Residential real estate purchase agreements are being canceled at record rates — upwards of 20% in some major metro areas — as sellers struggle to maintain the upper hand and buyers suffer from cold feet.
That’s according to an analysis of MLS pending sales data in 50 large metro areas by real estate analytics firm Redfin.
Nationally, about 56,000 home-purchase agreements were canceled in August, which translates to 15.1% of homes that went under contract during the month.
That’s the highest rate of cancellations in August since Redfin started tracking the metric in 2017. In August 2024, the rate was 14.3%.
The increase represents another obstacle for an evolving housing market already challenged by affordability issues, increasing insurance premiums and overall economic uncertainty.
Redfin noted in its analysis that a survey of agents revealed buyers often back out due to problems discovered during inspection, issues with their own sales or failure to finance.
The national picture
Faced with high prices, high mortgage rates and lingering economic uncertainty, it’s no wonder buyers are skittish and selective.

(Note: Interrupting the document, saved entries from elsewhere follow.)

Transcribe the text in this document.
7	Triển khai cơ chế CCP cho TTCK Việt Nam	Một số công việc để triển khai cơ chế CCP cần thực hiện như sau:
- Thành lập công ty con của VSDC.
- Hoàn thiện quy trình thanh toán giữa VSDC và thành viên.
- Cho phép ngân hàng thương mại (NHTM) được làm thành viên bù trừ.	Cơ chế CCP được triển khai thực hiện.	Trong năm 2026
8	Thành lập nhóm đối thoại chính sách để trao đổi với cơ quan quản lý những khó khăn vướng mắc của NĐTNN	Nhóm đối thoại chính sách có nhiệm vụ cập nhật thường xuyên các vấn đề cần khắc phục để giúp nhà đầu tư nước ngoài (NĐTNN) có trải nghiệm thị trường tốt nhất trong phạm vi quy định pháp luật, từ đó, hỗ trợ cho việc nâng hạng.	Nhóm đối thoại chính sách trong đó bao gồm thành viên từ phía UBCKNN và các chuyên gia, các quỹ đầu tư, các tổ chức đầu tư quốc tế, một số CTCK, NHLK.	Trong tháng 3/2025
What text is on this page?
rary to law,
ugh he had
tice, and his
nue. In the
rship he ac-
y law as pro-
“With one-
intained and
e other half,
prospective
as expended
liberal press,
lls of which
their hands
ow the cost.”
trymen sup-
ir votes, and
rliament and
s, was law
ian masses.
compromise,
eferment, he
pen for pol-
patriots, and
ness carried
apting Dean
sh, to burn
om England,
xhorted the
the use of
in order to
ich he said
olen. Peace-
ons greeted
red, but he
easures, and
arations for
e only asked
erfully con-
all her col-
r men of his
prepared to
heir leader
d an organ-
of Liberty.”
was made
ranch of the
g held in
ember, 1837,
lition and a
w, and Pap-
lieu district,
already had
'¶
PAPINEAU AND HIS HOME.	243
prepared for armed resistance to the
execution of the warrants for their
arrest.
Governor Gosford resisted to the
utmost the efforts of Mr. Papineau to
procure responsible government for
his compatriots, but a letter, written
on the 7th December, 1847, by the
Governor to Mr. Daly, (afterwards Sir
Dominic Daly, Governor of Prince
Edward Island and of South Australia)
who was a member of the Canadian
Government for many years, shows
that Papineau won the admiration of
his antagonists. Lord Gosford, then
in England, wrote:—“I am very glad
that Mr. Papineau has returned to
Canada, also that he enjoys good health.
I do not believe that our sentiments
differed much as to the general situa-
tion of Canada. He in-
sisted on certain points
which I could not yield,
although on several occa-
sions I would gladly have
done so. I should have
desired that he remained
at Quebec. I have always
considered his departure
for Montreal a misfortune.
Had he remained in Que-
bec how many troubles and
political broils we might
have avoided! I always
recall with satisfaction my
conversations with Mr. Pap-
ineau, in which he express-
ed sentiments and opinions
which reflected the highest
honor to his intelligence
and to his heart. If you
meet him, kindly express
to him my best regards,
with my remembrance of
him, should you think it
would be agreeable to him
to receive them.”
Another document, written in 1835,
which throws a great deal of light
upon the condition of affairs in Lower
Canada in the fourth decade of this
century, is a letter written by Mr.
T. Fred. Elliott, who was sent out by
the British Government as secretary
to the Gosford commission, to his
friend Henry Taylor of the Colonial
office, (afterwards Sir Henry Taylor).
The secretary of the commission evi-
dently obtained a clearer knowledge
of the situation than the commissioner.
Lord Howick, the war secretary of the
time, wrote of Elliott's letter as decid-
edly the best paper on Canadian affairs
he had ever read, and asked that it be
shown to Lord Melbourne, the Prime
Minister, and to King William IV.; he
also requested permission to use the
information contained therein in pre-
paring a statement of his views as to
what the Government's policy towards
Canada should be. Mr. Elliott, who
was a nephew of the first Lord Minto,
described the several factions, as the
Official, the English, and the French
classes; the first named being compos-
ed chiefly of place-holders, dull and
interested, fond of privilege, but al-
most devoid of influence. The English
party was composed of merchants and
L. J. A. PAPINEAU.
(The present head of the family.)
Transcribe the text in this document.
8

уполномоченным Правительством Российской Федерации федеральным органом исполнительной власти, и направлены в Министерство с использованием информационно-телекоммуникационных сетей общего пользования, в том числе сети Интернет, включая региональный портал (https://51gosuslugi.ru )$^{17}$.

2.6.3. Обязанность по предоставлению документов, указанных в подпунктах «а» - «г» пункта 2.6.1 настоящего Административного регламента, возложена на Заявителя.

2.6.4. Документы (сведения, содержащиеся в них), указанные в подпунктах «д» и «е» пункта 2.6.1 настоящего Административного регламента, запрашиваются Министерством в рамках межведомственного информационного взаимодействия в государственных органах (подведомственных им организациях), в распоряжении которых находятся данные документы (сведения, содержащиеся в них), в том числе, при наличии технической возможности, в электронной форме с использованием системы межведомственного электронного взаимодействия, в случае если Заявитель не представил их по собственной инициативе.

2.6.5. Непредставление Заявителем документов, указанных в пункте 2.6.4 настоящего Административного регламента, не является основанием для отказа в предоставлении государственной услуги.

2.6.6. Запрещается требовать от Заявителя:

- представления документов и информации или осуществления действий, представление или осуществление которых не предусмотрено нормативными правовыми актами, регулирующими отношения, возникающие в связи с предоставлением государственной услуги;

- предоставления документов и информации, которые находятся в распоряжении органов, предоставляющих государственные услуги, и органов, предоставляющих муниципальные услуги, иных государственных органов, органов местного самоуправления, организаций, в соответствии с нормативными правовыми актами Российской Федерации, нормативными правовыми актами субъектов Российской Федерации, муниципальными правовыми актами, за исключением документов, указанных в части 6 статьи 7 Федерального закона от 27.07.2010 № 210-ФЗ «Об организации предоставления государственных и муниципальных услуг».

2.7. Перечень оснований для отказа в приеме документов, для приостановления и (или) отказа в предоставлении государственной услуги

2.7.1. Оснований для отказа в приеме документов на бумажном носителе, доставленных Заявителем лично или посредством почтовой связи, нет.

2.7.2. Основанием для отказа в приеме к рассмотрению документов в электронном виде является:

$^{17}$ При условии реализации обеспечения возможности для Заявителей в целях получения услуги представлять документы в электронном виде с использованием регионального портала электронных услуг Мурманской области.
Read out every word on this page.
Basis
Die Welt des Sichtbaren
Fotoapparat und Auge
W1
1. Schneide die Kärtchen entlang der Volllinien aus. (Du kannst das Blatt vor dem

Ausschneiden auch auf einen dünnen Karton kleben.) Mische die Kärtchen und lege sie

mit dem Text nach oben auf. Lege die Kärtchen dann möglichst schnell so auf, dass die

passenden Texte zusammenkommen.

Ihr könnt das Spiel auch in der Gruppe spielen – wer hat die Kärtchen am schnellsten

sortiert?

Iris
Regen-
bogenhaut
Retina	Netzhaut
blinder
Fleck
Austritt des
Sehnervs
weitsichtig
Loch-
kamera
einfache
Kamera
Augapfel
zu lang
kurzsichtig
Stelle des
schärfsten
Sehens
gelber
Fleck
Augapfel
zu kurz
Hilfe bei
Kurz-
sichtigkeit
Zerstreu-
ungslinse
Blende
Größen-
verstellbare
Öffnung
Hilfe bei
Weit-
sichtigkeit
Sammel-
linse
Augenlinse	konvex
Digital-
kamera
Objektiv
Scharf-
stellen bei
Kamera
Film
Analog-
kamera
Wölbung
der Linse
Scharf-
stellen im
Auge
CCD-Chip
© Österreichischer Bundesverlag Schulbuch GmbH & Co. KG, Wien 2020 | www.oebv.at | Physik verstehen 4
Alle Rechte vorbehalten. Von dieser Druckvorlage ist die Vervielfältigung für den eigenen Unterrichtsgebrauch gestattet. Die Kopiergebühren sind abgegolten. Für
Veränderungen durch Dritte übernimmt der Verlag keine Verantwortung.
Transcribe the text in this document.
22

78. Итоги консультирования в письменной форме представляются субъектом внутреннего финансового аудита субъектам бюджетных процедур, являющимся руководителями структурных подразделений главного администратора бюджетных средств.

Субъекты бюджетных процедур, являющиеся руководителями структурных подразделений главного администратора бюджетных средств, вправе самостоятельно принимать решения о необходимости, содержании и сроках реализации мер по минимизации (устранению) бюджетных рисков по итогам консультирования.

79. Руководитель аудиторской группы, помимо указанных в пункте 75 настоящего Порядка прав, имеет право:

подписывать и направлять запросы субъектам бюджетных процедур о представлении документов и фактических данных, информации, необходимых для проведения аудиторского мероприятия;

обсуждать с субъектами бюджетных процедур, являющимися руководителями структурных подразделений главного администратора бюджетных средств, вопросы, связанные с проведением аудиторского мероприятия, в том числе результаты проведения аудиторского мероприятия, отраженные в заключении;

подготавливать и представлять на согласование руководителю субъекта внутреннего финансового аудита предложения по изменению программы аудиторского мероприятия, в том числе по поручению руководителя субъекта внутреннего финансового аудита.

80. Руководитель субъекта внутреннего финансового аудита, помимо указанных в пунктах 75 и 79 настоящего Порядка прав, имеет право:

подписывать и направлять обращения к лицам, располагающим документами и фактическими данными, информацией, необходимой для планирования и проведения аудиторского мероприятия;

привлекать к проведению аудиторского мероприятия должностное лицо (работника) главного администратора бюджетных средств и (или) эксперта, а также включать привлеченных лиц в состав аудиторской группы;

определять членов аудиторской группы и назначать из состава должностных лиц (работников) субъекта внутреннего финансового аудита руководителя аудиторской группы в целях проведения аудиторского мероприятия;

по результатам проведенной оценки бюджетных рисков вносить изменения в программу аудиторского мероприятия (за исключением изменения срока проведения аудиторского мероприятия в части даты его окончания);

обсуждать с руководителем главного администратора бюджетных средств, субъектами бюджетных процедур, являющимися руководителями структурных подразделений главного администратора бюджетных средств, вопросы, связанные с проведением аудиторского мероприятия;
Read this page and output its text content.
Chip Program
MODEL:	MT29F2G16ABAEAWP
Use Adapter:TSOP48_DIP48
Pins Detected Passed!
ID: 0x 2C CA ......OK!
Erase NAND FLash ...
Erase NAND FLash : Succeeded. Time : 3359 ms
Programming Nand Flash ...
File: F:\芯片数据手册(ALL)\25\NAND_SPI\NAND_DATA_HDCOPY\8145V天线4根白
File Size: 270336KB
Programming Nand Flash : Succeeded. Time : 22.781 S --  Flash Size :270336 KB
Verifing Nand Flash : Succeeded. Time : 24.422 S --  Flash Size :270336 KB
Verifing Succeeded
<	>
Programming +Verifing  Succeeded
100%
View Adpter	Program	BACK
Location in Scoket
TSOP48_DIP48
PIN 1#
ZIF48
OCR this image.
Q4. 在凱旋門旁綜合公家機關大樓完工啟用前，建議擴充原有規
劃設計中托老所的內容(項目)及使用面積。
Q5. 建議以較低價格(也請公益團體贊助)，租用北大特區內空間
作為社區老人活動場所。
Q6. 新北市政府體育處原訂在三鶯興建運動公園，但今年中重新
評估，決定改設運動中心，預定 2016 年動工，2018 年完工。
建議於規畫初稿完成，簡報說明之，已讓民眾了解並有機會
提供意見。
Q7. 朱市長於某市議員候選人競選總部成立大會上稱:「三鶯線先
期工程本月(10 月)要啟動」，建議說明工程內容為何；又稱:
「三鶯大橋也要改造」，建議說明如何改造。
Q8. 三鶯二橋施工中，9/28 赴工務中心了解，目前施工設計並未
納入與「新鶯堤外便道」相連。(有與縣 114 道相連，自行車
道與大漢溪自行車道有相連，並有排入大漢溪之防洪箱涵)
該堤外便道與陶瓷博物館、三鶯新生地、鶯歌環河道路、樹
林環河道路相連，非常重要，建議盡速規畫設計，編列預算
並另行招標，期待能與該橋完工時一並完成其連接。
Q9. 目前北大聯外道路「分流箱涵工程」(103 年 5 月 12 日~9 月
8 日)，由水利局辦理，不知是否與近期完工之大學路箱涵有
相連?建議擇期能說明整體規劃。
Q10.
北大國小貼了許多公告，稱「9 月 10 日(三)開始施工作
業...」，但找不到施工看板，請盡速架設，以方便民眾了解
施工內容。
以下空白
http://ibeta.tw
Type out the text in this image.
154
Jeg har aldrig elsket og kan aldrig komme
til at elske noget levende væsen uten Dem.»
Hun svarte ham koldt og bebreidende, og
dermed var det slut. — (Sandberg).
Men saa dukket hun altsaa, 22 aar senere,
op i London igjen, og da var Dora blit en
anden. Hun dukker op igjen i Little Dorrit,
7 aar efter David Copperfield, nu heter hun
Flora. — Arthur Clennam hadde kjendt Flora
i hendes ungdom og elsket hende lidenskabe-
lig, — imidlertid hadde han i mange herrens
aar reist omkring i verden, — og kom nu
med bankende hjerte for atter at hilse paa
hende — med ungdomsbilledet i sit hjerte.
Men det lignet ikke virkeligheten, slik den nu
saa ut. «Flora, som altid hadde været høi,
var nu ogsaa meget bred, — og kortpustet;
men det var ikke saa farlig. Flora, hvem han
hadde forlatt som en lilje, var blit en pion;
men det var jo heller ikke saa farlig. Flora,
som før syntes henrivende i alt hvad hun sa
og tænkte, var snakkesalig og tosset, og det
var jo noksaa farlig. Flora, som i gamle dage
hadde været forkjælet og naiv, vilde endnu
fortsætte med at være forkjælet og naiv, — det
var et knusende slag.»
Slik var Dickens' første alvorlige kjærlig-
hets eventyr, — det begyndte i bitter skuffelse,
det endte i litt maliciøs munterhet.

One in six sellers (16.7%) dropped their asking price in August — the highest rate since 2012, according to Redfin — and homes are selling for 3.8% less than their original asking price nationally.
Many home shoppers, convinced the market has shifted in their favor, aren’t bashful about asking for repairs, price reductions and other concessions.
Redfin and MLS data reveals there were roughly 500,000 more sellers than buyers in the market in August, empowering such negotiations.
“I worked with a seller who received 78 repair requests from a buyer following the inspection, and that was after the seller lowered their $375,000 asking price by $25,000 because the house needed some improvements,” said Dawn Liedtke, a Redfin agent in Tampa, Florida, in a statement. “The buyer came back and said they would handle the repairs if the seller was willing to lower the price by another $100,000. The deal didn’t work out.”
Conversely, many sellers are operating like it’s 2021, assuming their home will sell for top dollar in an “as is” condition.
People who purchased homes during the pandemic may be struggling with a bit of buyer’s remorse, finding the frenzied market of several years ago has made a sharp reversal.
Of 443 agents Redfin surveyed, 70.4% said inspection or repair issues were to blame for broken contracts. Failed financing (27.8%), a buyer’s own selling struggle (21%), buyers’ overall financial struggles (14.9%), a better offer on another home (12.9%), and a lack of overall economic confidence (12.2%) were also cited as obstacles.
The research echoes findings from a recent survey of hundreds of agents by real estate tech venture Homelight, which found that 62% of agents said more deals are falling through compared to a year ago.
Hotspots for broken contracts
Some Southern metros are feeling the most heat of cancellations, according to Redfin’s data. In Atlanta, 1,532 home-purchase agreements were canceled in
August, equal to 21% of homes under contract that month and the highest percentage among the metro areas analyzed.
Florida communities also have been hit hard. Jacksonville (20.5%), Orlando (20.2%) and Tampa (19.4%) all recorded high cancellation rates in August. Pockets of Florida also are plagued by rising insurance premiums tied to environmental risks, saddling even longtime owners with significant cost burdens.
Both Texas and Florida have been on a development tear in recent years, part of a recent construction boom, giving homebuyers plenty of selection.
Cancellation rates are also rising in metro areas that have relatively low rates of canceled contracts.
In Nassau County, New York, 4.5% of contracts fell through in August, up from 3.7% last year.
Similarly, in San Francisco, where rents have now surpassed pre-pandemic levels, the cancelation rate for home purchases increased to 5.9%, up from 3.6%.
In nearby San Jose, cancellations rose from 1.6% last August to 6.9% this year, a 5.3 percentage-point increase that ranks as the largest year-over-year increase among all metros monitored.